I have been working with Anjanette Raymond (JD) at the Ostrom Workshop at Indiana University and Dr. Sriraam Natarajan at The University of Texas, Dallas on a project to use data mining techniques to help us learn more about the nature of judicial bias. Following past literature I used a random forest classifier to predict the outcomes of supreme court cases in the Supreme Court Database (SCBD). After confirming the predictive power of this method, I began engineering demographic features (race and gender of petitioner and respondent, for example). I validated my approach by predicting the race of the petitioner by using the other information about a case. This means that race has some relationship with how a case is handled.

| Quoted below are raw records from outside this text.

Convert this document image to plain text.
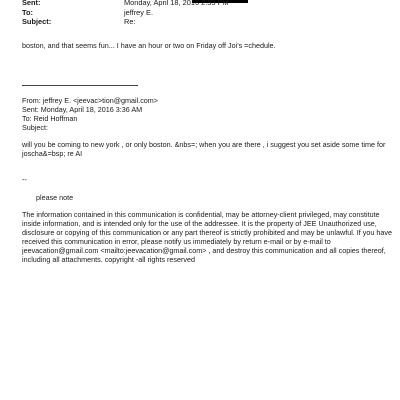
Sent:	Monday, April 18, 2016 2:33 PM
To:	jeffrey E.
Subject:	Re:
boston, and that seems fun... I have an hour or two on Friday off Joi's =chedule.
From: jeffrey E. <jeevac>tion@gmail.com>
Sent: Monday, April 18, 2016 3:36 AM
To: Reid Hoffman
Subject:
will you be coming to new york , or only boston. &nbs=; when you are there , i suggest you set aside some time for
joscha&=bsp; re AI
--
please note
The information contained in this communication is confidential, may be attorney-client privileged, may constitute
inside information, and is intended only for the use of the addressee. It is the property of JEE Unauthorized use,
disclosure or copying of this communication or any part thereof is strictly prohibited and may be unlawful. If you have
received this communication in error, please notify us immediately by return e-mail or by e-mail to
jeevacation@gmail.com <mailto:jeevacation@gmail.com> , and destroy this communication and all copies thereof,
including all attachments. copyright -all rights reserved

The next step for this project is to use Bayesian Networks and other models in an attempt to understand the complex relationships behind judicial bias. All it takes is simple statistics to show disparities in outcomes between race. However, using machine learning approaches we can tease out the causal relationships that lead to these outcomes. For example, it might be the case that the judges are biased, but it could also be that there are other variables (such as access to a skilled attorney) that lead to the results we see. Most likely, it a combination of a variety of factors, which we will be better equipped to mitigate once we understand their influence.
The SCBD is only the most easily accessible dataset for court cases. I would also like to focus on local-scale cases in the future, which could be more relevant to the average person. Of particular interest are traffic violations, as we suspect that many areas might store this data along with the demographic information from drivers licenses, allowing us to avoid the arduous process of manually finding and entering feature data.